By Sarah Burge
The Press Enterprise
LAKE ELSINORE, Calif. — Friends and neighbors are raising questions about the death of a 58-year-old man shot by one of several officers who went to his Lake Elsinore-area home Friday to serve a drug-related search warrant.
Coroner’s officials have not identified him because his family has not been notified. But friends said the man was Fred Smith, a longtime resident of the unincorporated Lakeland Village area.
A makeshift memorial of candles, flowers and crosses, along with messages to Smith, was placed outside the chain-link fence around his mobile home on Rome Hill Road this week.
Sheriff’s officials said a deputy shot Smith after he pointed a shotgun at officers.
Debbie Fitzpatrick, who lives a couple of houses down, said Smith was on disability because of ailments that included serious back pain. She said she was his paid caregiver.
Fitzpatrick said that when officers burst into Smith’s home about 7 a.m., he likely was delirious from an opiate painkiller patch he had applied the night before.

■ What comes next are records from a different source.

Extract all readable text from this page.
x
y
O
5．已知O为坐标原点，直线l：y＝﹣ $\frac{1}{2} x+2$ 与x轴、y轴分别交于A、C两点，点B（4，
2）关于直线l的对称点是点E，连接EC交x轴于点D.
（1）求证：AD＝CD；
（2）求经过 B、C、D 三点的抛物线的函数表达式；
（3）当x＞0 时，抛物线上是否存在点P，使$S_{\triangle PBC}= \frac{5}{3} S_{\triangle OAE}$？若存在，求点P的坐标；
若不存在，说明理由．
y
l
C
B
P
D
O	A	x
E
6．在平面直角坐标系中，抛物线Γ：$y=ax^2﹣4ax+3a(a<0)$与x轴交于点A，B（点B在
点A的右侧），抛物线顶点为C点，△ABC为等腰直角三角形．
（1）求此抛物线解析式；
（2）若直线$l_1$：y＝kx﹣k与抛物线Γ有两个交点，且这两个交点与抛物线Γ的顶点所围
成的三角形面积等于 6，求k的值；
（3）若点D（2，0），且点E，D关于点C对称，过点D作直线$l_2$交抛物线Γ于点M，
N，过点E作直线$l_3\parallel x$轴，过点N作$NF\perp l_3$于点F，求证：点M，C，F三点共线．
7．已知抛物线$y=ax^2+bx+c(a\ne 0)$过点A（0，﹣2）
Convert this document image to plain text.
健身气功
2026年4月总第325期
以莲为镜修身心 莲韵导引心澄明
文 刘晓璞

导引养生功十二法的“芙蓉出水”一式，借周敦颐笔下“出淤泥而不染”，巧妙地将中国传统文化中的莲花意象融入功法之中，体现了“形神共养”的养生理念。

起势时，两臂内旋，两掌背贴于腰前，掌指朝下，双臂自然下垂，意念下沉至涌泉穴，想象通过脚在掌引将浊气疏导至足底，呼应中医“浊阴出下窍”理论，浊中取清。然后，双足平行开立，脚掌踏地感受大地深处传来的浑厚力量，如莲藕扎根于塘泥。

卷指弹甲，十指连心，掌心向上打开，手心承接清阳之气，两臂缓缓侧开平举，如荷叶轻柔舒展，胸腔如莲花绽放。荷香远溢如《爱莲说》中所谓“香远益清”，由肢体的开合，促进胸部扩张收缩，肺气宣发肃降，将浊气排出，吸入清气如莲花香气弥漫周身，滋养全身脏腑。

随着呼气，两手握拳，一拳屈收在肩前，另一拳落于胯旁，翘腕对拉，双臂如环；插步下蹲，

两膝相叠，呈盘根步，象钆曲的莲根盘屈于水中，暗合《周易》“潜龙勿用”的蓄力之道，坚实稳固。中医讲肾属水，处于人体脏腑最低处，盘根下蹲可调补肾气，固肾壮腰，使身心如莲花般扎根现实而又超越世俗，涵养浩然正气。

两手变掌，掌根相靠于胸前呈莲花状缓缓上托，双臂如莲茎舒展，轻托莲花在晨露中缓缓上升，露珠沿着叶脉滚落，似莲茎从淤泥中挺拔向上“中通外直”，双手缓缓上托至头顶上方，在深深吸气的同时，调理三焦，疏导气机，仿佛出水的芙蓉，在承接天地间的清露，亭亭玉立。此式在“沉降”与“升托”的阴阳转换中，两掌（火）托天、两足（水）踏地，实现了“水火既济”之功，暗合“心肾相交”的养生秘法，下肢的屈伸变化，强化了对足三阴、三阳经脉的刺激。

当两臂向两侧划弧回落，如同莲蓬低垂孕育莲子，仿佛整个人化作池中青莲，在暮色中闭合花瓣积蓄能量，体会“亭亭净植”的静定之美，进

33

She doubted Smith would have been able to grab the shotgun he kept under his bed, she said.
“He was drooling,” Fitzpatrick surmised. “I guarantee you. When he changed his fentanyl patches, he was always out of it the next day.”
Clyde Rohrman, Fitzpatrick’s brother-in-law, said he had watched people he later realized were officers approach Smith’s mobile home. A few seconds later he heard gunshots, Rohrman said.
“Boom! It was so quick, I couldn’t believe it,” Rohrman said.
Lt. Evan Petersen declined to describe in detail the moments before the shooting, but said Smith was “very aware of what was going on.”
A deputy who filed a statement in support of a warrant to search Smith’s home wrote that a person he had arrested earlier this month for investigation of possession of methamphetamine and being under the influence led authorities to Smith. Deputy Robert Vega, who is assigned to the sheriff’s Lake Elsinore station, said the informant reported purchasing methamphetamine repeatedly from “Fred” at Smith’s address.
Vega wrote that he monitored the home over several days and saw several people coming and going.
Petersen said materials used in the manufacture of methamphetamine were among the items found in the home.
Friends scoffed at the idea that Smith, whom they described as a gregarious and sometimes absent-minded character, might have been manufacturing methamphetamine or selling anything more than small amounts of drugs. They said he was more of a user than a dealer.
Fitzpatrick said Smith got the shotgun recently because he had been robbed. He couldn’t stand to be alone, she said, and would often invite people he had just met into his home.
Whether someone needed a shower, to borrow a little money or make a phone call - he wouldn’t turn them down, Fitzpatrick said. But some stole from him and took advantage of him, she said.
“He just plain liked people,” Rohrman said.
Fitzpatrick said Smith enjoyed gardening and playing the Monopoly slots at Pechanga Casino. He had worked in construction when he was younger and, with his father, had built some homes in the neighborhood. She said coroner’s officials are unlikely to find any relatives - his parents are dead and he had no siblings. She said Smith sometimes listed her as his next of kin.
Neighbor Leticia Hernandez chuckled as she recalled how Smith often locked himself out of his home and would enlist someone small to climb through a window. Hernandez said she gave him a big keychain that said “Fred” on it.
“He was a good man. A good person,” Hernandez said. “We miss him.”